O Gilmar dos Santos Neves, primeiro no Corinthians, depois no Santos e principalmente na Seleção Brasileira, dava show. Saia da imobilidade no meio do gol e alcançava a bola no angulo, em vôo com muito estilo. Cai segurando a bola com muita firmeza.
Para vestir a camisa número um o goleiro tinha que ser impecável no comando dos zagueiros, coisa que não se vê nos dias atuais. Nesse quesito o melhor foi Leão, no Palmeiras, nos clubes em que jogou e também na Seleção Canarinho. Além de orientar a zaga, o Leão, que raramente dava rebote, soltava a bola com muita velocidade para os atacantes. Quantos gols fez o Palmeiras em contra-ataques armados pelo Leão…
Tomar gols no meio das pernas… Rebater bola nos pés do adversário… Não saber sair do gol… Não saber encaixar… Não saber comandar a defesa… Não saber arrumar uma barreira… Isto é coisa de hoje. Ontem, não. Para começar, era muito difícil o goleiro pedir barreira. Assim agindo, ele estava dando a cara pra bater, aumentando a responsabilidade do batedor que, só fazia gol, se chutasse muito forte, tipo Pepe, Rivelino e mais alguns outros.
Sem responsabilidade
Hoje, com a invenção da barreira, o goleiro não tem mais responsabilidade. Por quê? Porque todos sabem que se o batedor encobrir a barreira, o goleiro toma o gol e fica por isso mesmo.

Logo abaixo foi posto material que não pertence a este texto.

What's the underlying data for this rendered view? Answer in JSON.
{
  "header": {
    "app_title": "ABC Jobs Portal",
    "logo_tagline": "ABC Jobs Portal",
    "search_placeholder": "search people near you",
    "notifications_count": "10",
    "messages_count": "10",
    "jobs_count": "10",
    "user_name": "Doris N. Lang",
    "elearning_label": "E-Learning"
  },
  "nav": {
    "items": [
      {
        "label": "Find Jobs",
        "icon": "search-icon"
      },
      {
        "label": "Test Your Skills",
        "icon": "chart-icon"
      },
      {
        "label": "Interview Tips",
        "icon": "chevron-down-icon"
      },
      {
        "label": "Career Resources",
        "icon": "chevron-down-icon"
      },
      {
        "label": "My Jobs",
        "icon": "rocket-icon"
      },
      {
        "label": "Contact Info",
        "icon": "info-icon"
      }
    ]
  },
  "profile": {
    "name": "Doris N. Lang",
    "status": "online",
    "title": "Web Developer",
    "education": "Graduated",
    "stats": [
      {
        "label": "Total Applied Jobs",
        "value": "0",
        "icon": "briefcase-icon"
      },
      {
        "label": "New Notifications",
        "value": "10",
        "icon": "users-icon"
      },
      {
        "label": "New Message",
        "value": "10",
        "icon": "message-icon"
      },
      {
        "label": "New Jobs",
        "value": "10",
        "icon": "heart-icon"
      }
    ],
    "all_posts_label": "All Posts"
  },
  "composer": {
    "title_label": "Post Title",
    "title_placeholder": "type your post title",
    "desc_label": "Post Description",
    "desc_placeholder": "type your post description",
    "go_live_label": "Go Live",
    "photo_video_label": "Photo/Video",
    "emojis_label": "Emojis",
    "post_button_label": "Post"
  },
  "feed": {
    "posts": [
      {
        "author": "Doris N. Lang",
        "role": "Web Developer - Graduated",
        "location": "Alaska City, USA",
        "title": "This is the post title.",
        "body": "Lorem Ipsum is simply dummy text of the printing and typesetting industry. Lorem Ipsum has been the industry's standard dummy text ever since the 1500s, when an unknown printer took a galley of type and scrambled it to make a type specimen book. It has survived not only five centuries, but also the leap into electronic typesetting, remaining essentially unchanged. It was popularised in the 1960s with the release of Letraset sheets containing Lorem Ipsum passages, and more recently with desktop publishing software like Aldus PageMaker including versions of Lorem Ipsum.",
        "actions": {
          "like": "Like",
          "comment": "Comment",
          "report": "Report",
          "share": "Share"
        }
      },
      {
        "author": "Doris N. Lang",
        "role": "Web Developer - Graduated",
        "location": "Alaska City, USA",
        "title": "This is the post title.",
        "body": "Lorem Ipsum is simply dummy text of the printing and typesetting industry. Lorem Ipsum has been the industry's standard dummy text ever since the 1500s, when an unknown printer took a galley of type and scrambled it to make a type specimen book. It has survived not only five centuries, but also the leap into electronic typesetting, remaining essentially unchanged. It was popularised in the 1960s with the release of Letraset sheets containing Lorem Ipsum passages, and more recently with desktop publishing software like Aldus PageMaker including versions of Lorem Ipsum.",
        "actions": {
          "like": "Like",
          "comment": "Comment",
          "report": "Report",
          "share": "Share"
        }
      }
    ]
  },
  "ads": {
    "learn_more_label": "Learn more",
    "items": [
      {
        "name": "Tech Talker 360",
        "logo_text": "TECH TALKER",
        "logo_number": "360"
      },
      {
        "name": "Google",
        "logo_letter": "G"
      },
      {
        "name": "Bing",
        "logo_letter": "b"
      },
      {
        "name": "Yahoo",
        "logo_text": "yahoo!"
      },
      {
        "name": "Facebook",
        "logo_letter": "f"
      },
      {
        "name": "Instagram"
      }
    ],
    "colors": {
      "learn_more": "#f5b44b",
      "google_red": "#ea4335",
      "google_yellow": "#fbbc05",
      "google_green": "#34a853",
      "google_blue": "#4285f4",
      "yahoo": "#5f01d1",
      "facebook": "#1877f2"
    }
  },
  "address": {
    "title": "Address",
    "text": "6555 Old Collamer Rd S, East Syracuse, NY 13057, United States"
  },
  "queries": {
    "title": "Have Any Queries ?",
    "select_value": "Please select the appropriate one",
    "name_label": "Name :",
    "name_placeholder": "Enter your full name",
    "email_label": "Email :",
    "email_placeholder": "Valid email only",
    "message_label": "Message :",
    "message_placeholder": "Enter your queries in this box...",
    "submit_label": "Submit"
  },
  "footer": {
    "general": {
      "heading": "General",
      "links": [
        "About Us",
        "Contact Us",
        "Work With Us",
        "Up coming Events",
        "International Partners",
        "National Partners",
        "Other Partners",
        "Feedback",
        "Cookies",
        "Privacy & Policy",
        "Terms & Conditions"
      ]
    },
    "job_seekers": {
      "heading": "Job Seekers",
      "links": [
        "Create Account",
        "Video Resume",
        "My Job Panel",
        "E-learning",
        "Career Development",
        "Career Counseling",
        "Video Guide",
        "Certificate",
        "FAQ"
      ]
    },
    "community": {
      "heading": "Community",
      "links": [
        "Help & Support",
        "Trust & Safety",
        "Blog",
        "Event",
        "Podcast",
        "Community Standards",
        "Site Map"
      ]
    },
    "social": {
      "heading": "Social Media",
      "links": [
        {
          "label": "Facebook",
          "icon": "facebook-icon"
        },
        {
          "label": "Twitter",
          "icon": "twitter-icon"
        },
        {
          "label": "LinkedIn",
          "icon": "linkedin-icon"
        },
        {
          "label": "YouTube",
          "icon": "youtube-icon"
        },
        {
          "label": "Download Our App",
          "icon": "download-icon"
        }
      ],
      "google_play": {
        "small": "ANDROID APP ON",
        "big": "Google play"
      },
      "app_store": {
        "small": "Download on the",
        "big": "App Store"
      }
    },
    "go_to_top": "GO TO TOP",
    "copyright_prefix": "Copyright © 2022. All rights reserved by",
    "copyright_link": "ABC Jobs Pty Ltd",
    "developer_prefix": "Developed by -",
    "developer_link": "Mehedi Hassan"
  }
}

Ah! falando em bater faltas, em todos os coletivos, antes e depois, os atacantes e até os zagueiros, treinavam cobranças de faltas. O Mineli, quando treinou o Guarani, exigia de cada atleta, no mínimo, vinte cobranças em cada treino antes do banho.
Pênalti também era treinado. Sabem por que o Rogério Ceni é o melhor batedor de faltas do Brasil? Porque ele treina diariamente. Não porque o técnico pede, não, ele treina por que quer ser sempre o melhor, e tem conseguido.
Nos dias atuais, e eu já vi isso, tem jogadores que entram em campo bocejando, ainda com sono. Outros ficam à beira do gramado falando ao celular. A última coisa que vão fazer, e com muita obrigação e má vontade, é treinar. Ah! se algum diretor chamar a atenção… Pronto, o grande profissional que ganha muito bem, sentindo-se ofendido, arruma uma contusão e, o final todos já sabem: chinelinho…
Se sou diretor de futebol de qualquer clube brasileiro, a minha primeira advertência: jogador não pode ter motocicleta. Posso arriscar o maior patrimônio do clube em cima de uma moto no trânsito caótico que temos? Outra proibição: ser expulso. Tem jogador que é expulso para ficar fricotando depois. Se for expulso vai ter que treinar todos os dias e ainda pagar multa. Celular? Sim, pode ter, mas não entrar com ele no campo. É fácil, não é?